Given the difficult financial situation, allocations are to be reviewed at the end of the first two years (review clause). Speaking at the EU summit in Brussels, Federal Chancellor Angela Merkel welcomed the agreement, which was of the utmost importance, she noted, especially if headway was to be made in combating youth unemployment.
In detail: the path towards the MFF 2014–2020
In June 2011 the Commission presented its proposal for the next MFF for the years 2014 to 2020. In addition, by the end of 2011 work had been completed on drafting some 70 regulations dealing with specific policy fields. In the first half of 2012, the Danish EU Council Presidency created a document known as the “negotiating box” to keep track of how the negotiations were proceeding. The work was taken forward on this basis by the Cypriot EU Council Presidency, which in late October presented the first proposals for the allocation of funds under the various expenditure headings.
This was when the negotiations entered the home stretch. As the 27 member states were, as was expected, unable to agree on the MFF package on 22–23 November 2012, the heads of state and government managed to reach an agreement on 7–8 February 2013. The Irish EU Council Presidency then began the "trilogue negotiations" with the Commission and the European Parliament and this resulted on 27 June in a political agreement.

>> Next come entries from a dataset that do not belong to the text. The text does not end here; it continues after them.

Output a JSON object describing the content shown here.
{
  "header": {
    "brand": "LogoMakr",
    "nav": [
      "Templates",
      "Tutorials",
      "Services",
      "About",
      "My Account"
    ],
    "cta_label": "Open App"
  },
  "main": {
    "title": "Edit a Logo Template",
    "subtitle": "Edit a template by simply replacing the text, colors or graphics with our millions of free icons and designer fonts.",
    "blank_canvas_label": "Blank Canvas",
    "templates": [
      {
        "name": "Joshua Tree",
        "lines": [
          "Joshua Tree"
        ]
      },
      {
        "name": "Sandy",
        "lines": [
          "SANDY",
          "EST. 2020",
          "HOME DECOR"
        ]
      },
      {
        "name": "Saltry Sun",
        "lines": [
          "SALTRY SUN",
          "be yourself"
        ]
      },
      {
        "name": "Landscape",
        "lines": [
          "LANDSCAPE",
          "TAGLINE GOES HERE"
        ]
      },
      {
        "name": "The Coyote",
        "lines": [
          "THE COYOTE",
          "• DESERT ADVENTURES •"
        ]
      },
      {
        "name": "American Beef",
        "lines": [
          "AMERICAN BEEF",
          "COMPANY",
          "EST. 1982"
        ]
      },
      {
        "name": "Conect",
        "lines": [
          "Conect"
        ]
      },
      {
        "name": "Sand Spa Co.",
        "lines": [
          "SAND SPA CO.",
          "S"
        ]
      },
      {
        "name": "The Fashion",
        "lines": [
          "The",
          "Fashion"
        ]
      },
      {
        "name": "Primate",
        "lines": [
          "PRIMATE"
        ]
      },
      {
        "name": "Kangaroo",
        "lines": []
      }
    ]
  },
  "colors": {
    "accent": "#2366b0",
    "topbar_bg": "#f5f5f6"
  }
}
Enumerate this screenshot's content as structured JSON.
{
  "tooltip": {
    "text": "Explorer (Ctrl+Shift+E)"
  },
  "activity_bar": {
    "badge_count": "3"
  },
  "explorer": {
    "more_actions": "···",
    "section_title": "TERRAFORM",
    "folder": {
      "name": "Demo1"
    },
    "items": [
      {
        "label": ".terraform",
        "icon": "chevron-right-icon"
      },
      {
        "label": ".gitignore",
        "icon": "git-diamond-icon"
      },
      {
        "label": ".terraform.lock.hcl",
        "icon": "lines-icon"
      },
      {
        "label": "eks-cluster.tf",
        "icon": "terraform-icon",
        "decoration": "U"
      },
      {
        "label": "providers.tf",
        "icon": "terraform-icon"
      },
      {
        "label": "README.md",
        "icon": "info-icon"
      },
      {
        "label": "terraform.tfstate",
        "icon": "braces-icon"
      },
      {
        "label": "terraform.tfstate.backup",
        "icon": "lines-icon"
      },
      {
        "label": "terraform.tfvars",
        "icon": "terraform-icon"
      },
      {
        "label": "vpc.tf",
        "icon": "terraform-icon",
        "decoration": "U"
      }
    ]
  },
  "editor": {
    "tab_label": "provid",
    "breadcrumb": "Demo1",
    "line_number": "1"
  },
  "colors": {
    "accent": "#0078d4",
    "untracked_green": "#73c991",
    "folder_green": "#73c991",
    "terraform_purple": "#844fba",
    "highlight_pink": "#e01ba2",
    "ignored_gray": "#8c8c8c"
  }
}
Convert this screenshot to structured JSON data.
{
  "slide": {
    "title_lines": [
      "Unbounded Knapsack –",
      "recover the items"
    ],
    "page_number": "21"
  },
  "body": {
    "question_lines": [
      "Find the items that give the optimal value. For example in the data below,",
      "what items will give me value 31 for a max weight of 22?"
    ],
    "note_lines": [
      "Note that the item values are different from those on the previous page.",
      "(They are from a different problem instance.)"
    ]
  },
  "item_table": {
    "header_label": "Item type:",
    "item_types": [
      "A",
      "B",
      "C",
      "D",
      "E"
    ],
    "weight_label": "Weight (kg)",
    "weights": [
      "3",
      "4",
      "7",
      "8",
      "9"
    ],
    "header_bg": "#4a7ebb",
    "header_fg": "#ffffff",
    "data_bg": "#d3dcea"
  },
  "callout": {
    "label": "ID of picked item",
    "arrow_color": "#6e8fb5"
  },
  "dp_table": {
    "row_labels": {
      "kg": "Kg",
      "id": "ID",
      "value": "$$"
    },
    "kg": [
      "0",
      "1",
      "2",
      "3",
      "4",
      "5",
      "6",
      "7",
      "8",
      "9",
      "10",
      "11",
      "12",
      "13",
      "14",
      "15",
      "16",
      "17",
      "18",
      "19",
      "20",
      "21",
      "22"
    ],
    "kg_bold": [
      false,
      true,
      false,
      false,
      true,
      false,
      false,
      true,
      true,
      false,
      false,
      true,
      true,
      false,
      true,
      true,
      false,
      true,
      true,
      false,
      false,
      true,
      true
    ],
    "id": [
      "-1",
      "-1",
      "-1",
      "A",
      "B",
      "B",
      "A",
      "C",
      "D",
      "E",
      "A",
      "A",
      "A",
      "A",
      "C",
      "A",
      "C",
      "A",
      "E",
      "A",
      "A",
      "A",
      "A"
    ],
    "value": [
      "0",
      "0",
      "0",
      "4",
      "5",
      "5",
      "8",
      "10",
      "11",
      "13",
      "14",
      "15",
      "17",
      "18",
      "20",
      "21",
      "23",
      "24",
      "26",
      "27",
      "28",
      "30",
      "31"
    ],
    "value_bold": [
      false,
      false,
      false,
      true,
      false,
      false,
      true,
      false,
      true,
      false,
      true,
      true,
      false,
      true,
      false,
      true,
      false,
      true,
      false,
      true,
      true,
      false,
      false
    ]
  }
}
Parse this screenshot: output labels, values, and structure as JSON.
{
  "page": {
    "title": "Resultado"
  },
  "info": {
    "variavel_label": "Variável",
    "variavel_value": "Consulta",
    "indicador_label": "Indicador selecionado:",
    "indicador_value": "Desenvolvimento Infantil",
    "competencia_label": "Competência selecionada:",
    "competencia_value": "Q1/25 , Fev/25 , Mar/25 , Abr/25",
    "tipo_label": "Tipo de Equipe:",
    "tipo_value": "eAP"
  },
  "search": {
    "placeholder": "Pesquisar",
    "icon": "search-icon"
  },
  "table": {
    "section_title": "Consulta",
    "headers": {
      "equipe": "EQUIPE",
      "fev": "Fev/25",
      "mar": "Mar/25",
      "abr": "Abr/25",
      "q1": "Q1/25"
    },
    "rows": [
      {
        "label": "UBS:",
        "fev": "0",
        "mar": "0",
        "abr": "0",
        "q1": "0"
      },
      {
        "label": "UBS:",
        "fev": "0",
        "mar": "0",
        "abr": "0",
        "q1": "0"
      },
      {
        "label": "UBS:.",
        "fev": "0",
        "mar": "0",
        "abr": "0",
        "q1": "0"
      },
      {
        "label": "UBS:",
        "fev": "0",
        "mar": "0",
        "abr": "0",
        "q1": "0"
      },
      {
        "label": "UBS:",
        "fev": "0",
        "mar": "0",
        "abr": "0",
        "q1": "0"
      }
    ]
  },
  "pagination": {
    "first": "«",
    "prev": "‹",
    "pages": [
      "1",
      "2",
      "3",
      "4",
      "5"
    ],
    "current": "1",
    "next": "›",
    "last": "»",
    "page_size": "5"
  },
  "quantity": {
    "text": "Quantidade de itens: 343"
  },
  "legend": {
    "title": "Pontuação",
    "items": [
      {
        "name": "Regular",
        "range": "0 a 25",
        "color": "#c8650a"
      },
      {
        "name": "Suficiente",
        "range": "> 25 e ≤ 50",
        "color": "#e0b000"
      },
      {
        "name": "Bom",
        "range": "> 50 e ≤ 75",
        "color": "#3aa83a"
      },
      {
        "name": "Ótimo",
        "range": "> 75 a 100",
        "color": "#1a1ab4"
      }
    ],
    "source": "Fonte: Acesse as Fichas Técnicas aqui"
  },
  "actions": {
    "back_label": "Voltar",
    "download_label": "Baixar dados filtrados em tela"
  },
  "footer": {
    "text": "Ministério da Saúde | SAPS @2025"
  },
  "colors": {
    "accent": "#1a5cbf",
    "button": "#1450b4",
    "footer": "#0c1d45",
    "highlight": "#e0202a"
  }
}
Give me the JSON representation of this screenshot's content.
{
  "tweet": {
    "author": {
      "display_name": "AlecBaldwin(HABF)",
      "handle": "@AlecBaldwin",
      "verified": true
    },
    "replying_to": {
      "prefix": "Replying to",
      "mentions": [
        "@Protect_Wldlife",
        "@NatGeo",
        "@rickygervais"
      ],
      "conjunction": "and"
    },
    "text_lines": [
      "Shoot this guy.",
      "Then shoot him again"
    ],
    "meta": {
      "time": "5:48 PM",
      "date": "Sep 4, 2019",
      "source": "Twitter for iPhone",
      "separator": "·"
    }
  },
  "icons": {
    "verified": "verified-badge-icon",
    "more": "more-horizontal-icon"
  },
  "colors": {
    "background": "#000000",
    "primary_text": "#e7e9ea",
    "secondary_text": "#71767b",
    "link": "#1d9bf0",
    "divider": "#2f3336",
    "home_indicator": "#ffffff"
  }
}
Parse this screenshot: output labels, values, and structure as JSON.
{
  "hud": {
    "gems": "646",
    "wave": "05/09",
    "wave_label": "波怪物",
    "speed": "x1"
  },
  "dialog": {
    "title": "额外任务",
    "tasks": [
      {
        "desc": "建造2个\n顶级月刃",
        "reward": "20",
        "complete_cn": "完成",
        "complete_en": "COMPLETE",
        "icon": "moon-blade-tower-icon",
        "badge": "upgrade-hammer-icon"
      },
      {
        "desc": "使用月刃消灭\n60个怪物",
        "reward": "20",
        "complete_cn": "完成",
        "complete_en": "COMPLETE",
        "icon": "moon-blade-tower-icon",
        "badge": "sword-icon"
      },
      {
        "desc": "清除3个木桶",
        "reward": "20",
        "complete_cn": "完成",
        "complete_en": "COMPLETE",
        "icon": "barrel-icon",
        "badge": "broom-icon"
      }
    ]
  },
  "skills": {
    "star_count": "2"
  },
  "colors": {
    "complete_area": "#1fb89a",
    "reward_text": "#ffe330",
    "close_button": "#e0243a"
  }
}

Agreement still needs to be reached during the Lithuanian EU Council Presidency on some 70 legal acts governing spending under various headings in specific sectors. Similarly, the European Parliament meeting in plenary session still needs to formally approve the relevant Council Regulation and Interinstitutional Agreement on the MFF. Lastly, the Commission is expected to submit shortly a draft Own Resources Decision, which needs to be ratified in all 28 member states.